Conveniently for my story, but horribly for the people in 1970 Augusta, a “race riot” did occur in May of 1970. A Black teenager named Charles Oatman died as a result of injuries inflicted while he was in jail.

After I researched the story, I had one of my characters describe what happened: “Somebody burned him with cigarettes on his buttocks. Somebody burned him with cigarettes on his arms and legs and his back. They stabbed him with forks and lashed him across his back. And he was a little thing, not more than a hundred pounds soaking wet. Don’t know what he was doing in that jail with grown men.”

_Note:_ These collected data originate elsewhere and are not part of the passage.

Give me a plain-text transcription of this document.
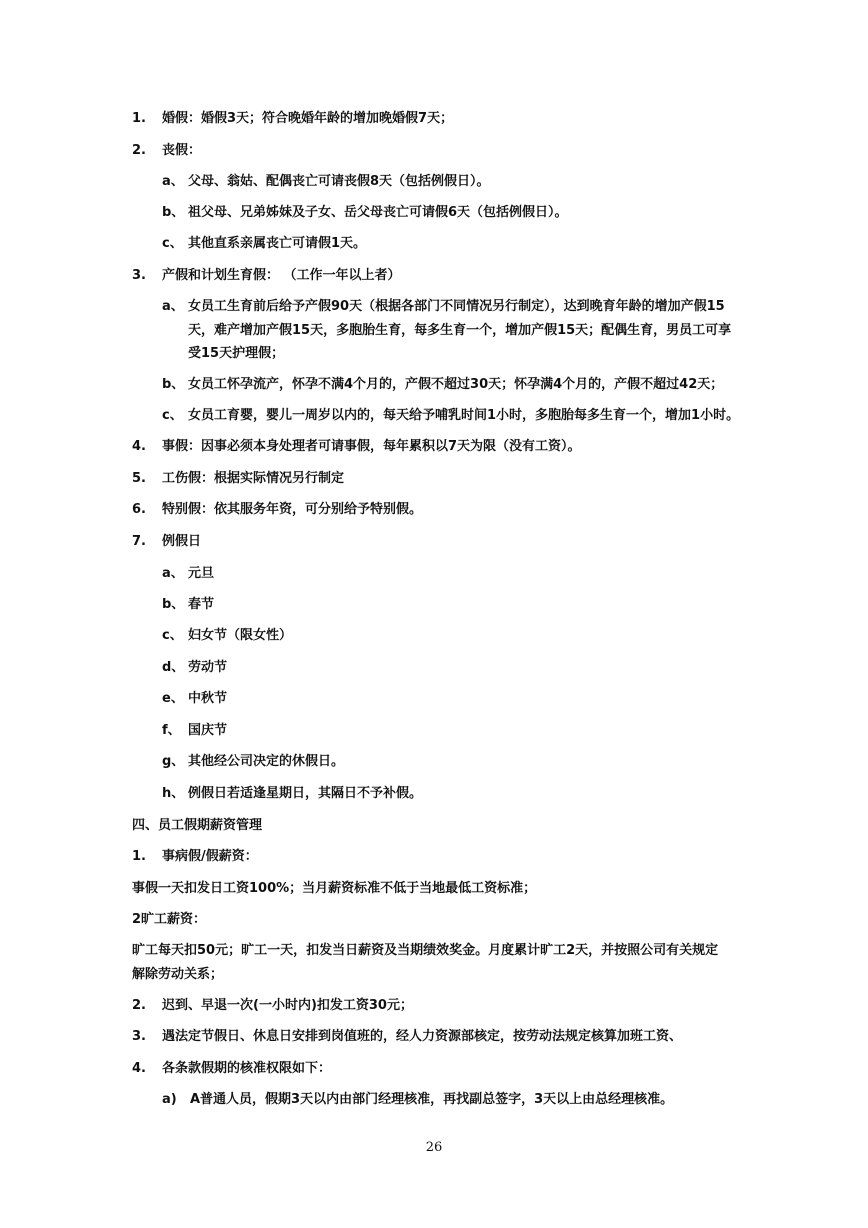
1. 婚假：婚假3天；符合晚婚年龄的增加晚婚假7天；
2. 丧假：
a、 父母、翁姑、配偶丧亡可请丧假8天（包括例假日）。
b、 祖父母、兄弟姊妹及子女、岳父母丧亡可请假6天（包括例假日）。
c、 其他直系亲属丧亡可请假1天。
3. 产假和计划生育假： （工作一年以上者）
a、 女员工生育前后给予产假90天（根据各部门不同情况另行制定），达到晚育年龄的增加产假15
天，难产增加产假15天，多胞胎生育，每多生育一个，增加产假15天；配偶生育，男员工可享
受15天护理假；
b、 女员工怀孕流产，怀孕不满4个月的，产假不超过30天；怀孕满4个月的，产假不超过42天；
c、 女员工育婴，婴儿一周岁以内的，每天给予哺乳时间1小时，多胞胎每多生育一个，增加1小时。
4. 事假：因事必须本身处理者可请事假，每年累积以7天为限（没有工资）。
5. 工伤假：根据实际情况另行制定
6. 特别假：依其服务年资，可分别给予特别假。
7. 例假日
a、 元旦
b、 春节
c、 妇女节（限女性）
d、 劳动节
e、 中秋节
f、 国庆节
g、 其他经公司决定的休假日。
h、 例假日若适逢星期日，其隔日不予补假。
四、员工假期薪资管理
1. 事病假/假薪资：
事假一天扣发日工资100%；当月薪资标准不低于当地最低工资标准；
2旷工薪资：
旷工每天扣50元；旷工一天，扣发当日薪资及当期绩效奖金。月度累计旷工2天，并按照公司有关规定
解除劳动关系；
2. 迟到、早退一次(一小时内)扣发工资30元；
3. 遇法定节假日、休息日安排到岗值班的，经人力资源部核定，按劳动法规定核算加班工资、
4. 各条款假期的核准权限如下：
a) A普通人员，假期3天以内由部门经理核准，再找副总签字，3天以上由总经理核准。
26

Black people in Augusta were incensed. Long before the Black Lives Matter movement, anger and frustration over this cruel and senseless death boiled over into the streets. The White community in Augusta had been paying lip service to equality and integration, but nothing was equal in this town where some Black neighborhoods lacked water and sewage.

The end result of the protests? From WV Public Broadcasting: “A protest-turned-riot over the brutal murder of a Black teenager left six Black men dead from police bullets. There was never justice for any of the deaths, including 16-year-old Charles Oatman, who died in the Richmond County Jail.”

Pictures and podcasts about the riot can be found here and here.

I was surprised during my research to find this article  explaining how “Godfather of Soul” James Brown played a role in quelling tensions and bringing peace to the city.

One of the reasons I write historical fiction is because many of the issues we face today are not new. The riot in Augusta in 1970 is a perfect example of what happens when collective pain is shoved under the carpet. One can only hope that a historical perspective will remind us of what didn’t work in the past and enable us to see the problems of the present as an opportunity to make a different choice.